Detroit will try to take away #82: Given the above, the lone receiving threat Dallas can march out there on Sunday is Jason Witten. Detroit's seasoned defensive coordinator, Gunther Cunningham, will have a little something prepared for the Senator, likely bracketing him with various combinations. He'll have to: look at the candidates for single coverage: linebackers DeAndre Levy and Bobby Carpenter (starting SLB Justin Durant is out after suffering a concussion late in last week's game), strong safety Amari Spievey or nickel corner Aaron Berry. It will be up to Jason Garrett and Dallas' offensive players to do something--like complete a deep ball--to force the Lions into a different strategy, so that Witten can exploit what are sure to be huge mismatches in single coverage.

What does all of this mean? Detroit's offense will have to rely on the pass to be successful, and it will be up to Ryan to limit the horizontal game (RB Jahvid Best and their two tight ends are all excellent receivers--I almost titles one of my key points "don't let their tight ends make hay") and get to Matthew Stafford before routes open up in the vertical game. I read a Lions fan's claim that Dallas put more pressure on their quarterback than any other squad did last season; we have to hope for a repeat performance. That will force the Detroit offense to operate much like Dallas' will have to function: mix runs with short passes, avoid obvious passing situations, etc.

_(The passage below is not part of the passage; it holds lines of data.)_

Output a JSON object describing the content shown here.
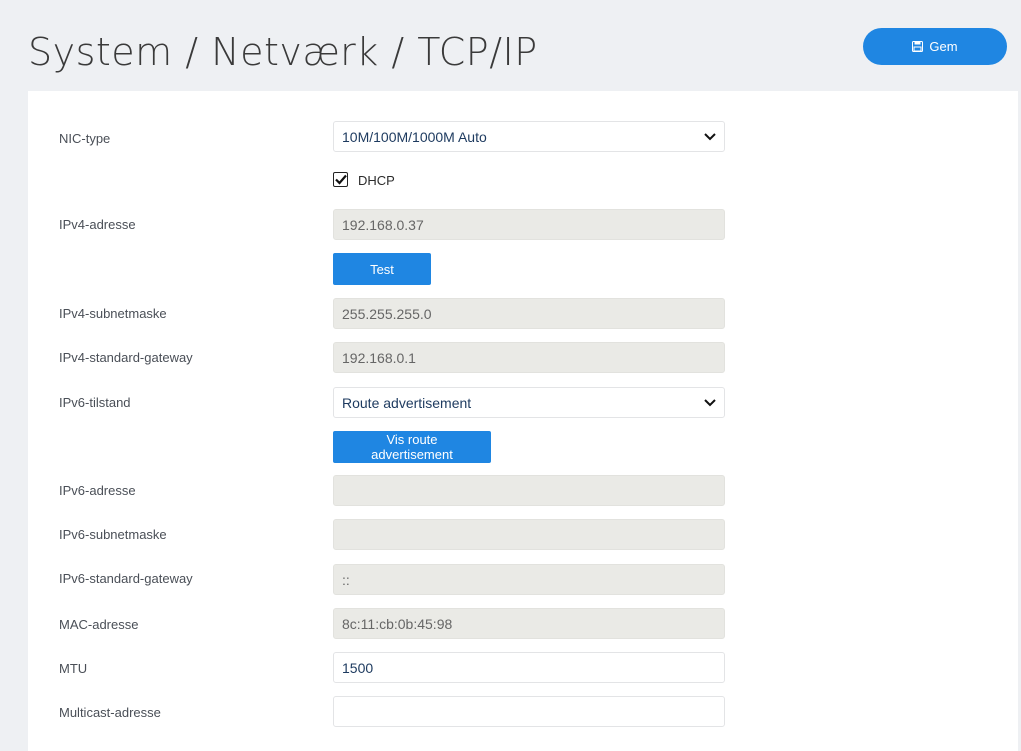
{
  "header": {
    "title": "System / Netværk / TCP/IP",
    "save_label": "Gem",
    "save_icon": "floppy-disk-icon"
  },
  "form": {
    "nic_type": {
      "label": "NIC-type",
      "value": "10M/100M/1000M Auto"
    },
    "dhcp": {
      "label": "DHCP",
      "checked": true
    },
    "ipv4_address": {
      "label": "IPv4-adresse",
      "value": "192.168.0.37",
      "test_label": "Test"
    },
    "ipv4_subnet": {
      "label": "IPv4-subnetmaske",
      "value": "255.255.255.0"
    },
    "ipv4_gateway": {
      "label": "IPv4-standard-gateway",
      "value": "192.168.0.1"
    },
    "ipv6_mode": {
      "label": "IPv6-tilstand",
      "value": "Route advertisement",
      "button_label": "Vis route advertisement"
    },
    "ipv6_address": {
      "label": "IPv6-adresse",
      "value": ""
    },
    "ipv6_subnet": {
      "label": "IPv6-subnetmaske",
      "value": ""
    },
    "ipv6_gateway": {
      "label": "IPv6-standard-gateway",
      "value": "::"
    },
    "mac_address": {
      "label": "MAC-adresse",
      "value": "8c:11:cb:0b:45:98"
    },
    "mtu": {
      "label": "MTU",
      "value": "1500"
    },
    "multicast": {
      "label": "Multicast-adresse",
      "value": ""
    }
  },
  "colors": {
    "accent": "#1f86e2",
    "readonly_bg": "#eaeae6",
    "page_bg": "#eef0f3"
  }
}
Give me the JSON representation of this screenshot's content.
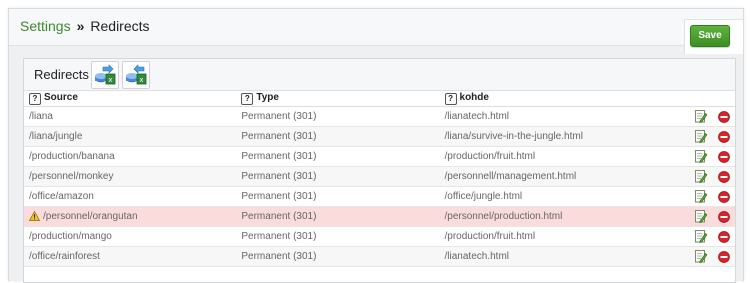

For the Cowboys, explosive plays are going to be verrrrry hard to come by on Sunday. The Cowboys are going to have to be patient and work the ball down the field, much like they did against Washington. Given Detroit's defensive line personnel, look for a lot of short patterns and three-step drops. Of course, what this will do is to invite the Lions to compress the field, bringing guys closer to the line of scrimmage. If they can hit a couple of mid-to long range passes (or almost hit on them with a receiver who is open), it will make a world of difference.

I think Dallas will run the ball more effectively than Detroit, which will give them the advantage should both teams have to play the dink-and-dunk game. But, I have to ask: which team is more likely to open up the passing game, or open up a lead and thus make the running game less significant? Which team is more likely to succeed consistently in obvious passing situations? With Austin out, the answer to both of those questions is Detroit. I see two possible outcomes: a comfortable Lions win or the Cowboys winning another squeaker. If the latter is to occur, the Cowboys, as they did in 2010, are going to need an unexpected game-changer, a "Bryan McCann," if you will. For some reason that defies logic, I think they will.